Zwischen Fakten und Meinungen unterscheiden
Natürlich ist es für alle Menschen schwieriger geworden, aus den vielen Informationen, Worten und Kommunikationsmöglichkeiten auszuwählen und sich zu entscheiden. Populistische Vereinfachungen und bedeutungsschwangere Halbwahrheiten helfen aber nicht dabei, zwischen Fakten und Meinungen zu unterscheiden.
Ein gutes Rezept, um mit der komplexen Wirklichkeit zurechtzukommen: Sorgfältig die Grenze einhalten zwischen Berichten, Kommentieren, Aufklären und Belehren – und das sowohl im persönlichen Gespräch als auch in der öffentlichen Wortmeldung.
„Und das Wort ist Fleisch geworden.“
Ein geniales Wort hält die Bibel bereit, um das Geheimnis von Weihnachten zusammenzufassen: „Und das Wort ist Fleisch geworden“ (Johannes-Evangelium 1,14). Gott wird in Jesus Mensch unter uns, um uns mit seinem Wort ganz nah zu kommen. Es geht Gott schlicht um das Wort, das heilt und erlöst aus allen unheilvollen Verstrickungen dieser Welt. Diese Sprache verstehen alle.
Wo wir Christen aus diesem Wort heraus leben und eine solche Sprache sprechen, können wir einen wichtigen Beitrag leisten für die Gesprächskultur unserer Gesellschaft. Als Religion gehören wir in die Öffentlichkeit mit unserer christlichen Lebenssicht in einer komplizierten, sich rasant weiterentwickelnden Welt.

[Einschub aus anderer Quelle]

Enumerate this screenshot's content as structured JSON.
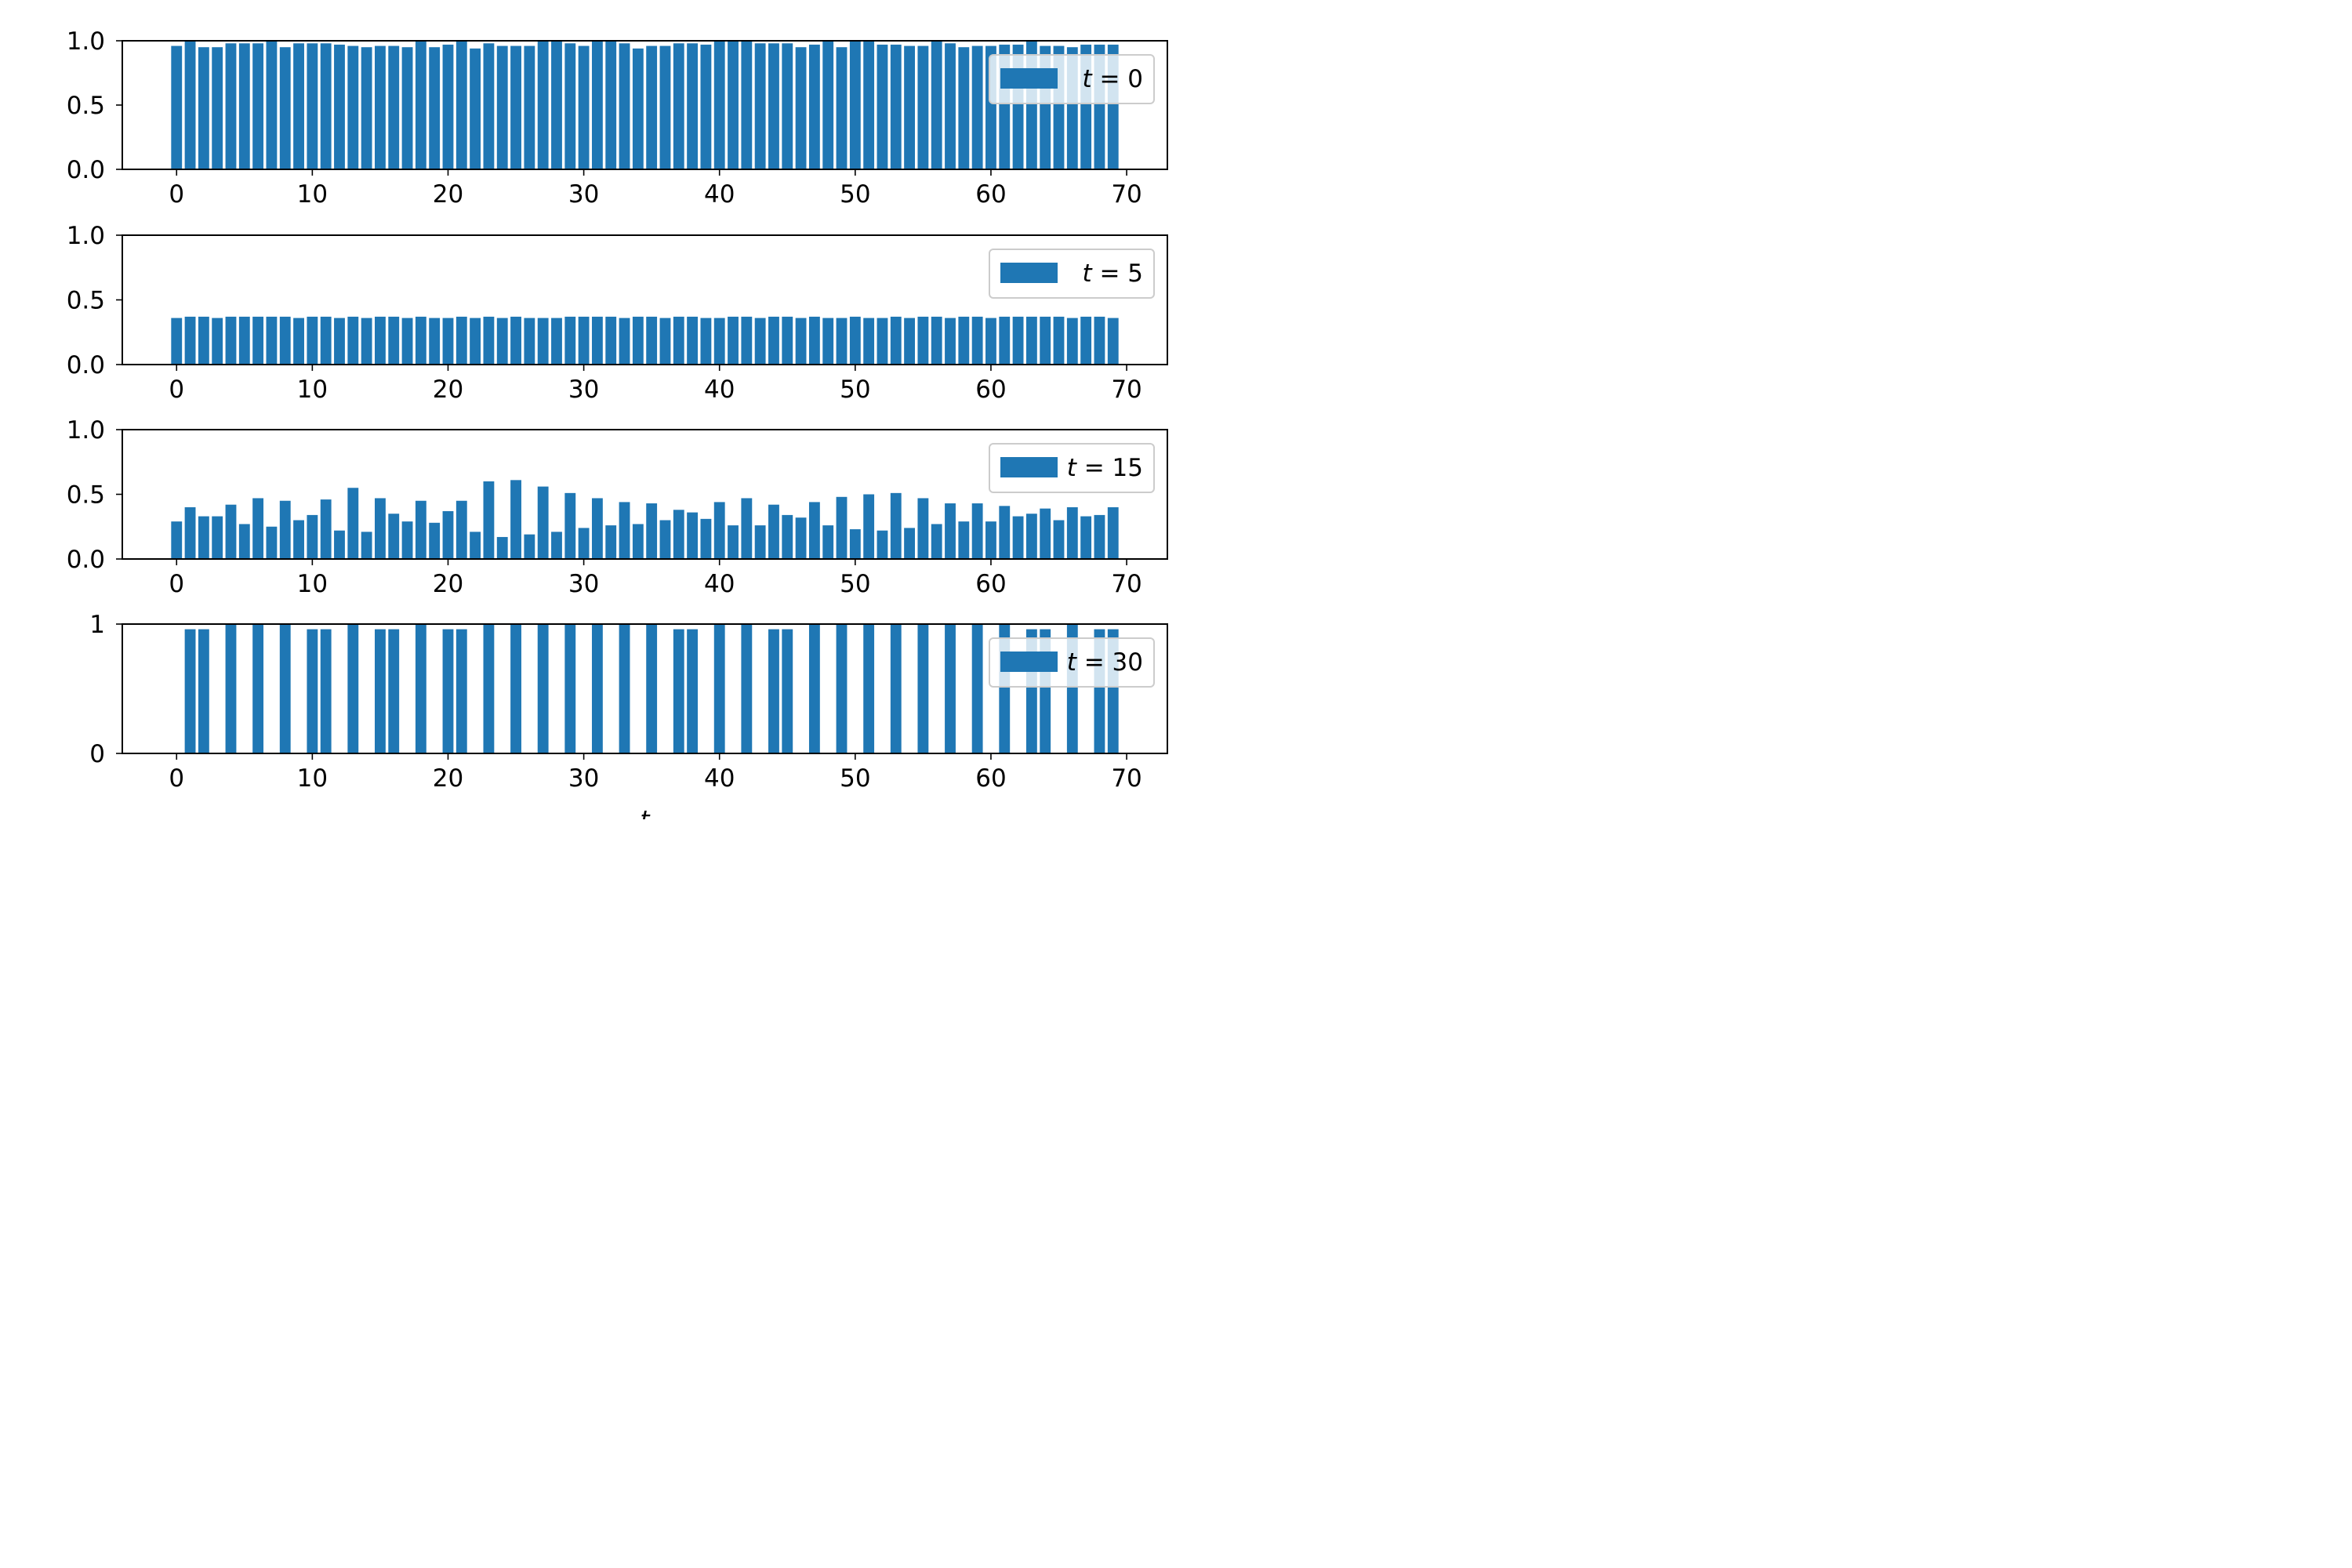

Die Kirche bietet einen Gegenentwurf
Sicherlich verändert unsere Kirche gerade ihre eigene Gestalt und Funktion innerhalb unserer Gesellschaft. Davon unberührt bleibt aber unsere Kompetenz, einer Gesellschaftsordnung, in der ökonomische Ziele immer mehr zum Selbstzweck werden, einen Gegenentwurf anzubieten zugunsten der Rechte und der Achtung aller Menschen und damit auch für die Freiheit, besonders aber die Religionsfreiheit aller.
Das braucht einen langen Atem, viel Überzeugung, einen guten Willen und vor allem einen guten Blick auf alle Menschen, kurz: Es geht um unsere Lebenshaltung und Lebenseinstellung.
>> CHRISTMETTE MIT BISCHOF OVERBECK
Bischof Franz-Josef Overbeck wurde 1964 in Marl geboren. Er studierte Philosophie und Theologie zunächst in Münster und schloss dieses Studium an der Päpstlichen Universität Georgiana in Rom ab. Im Oktober 2009 wurde er zum Bischof von Essen ernannt, seit 2011 ist er Militärbischof der Bundeswehr.
Er wird am Heiligabend, 24. Dezember 2016, um 22 Uhr, die Christmette im Essener Dom leiten, u.a. mit Chorälen aus dem Weihnachtsoratorium von Johann Sebastian Bach.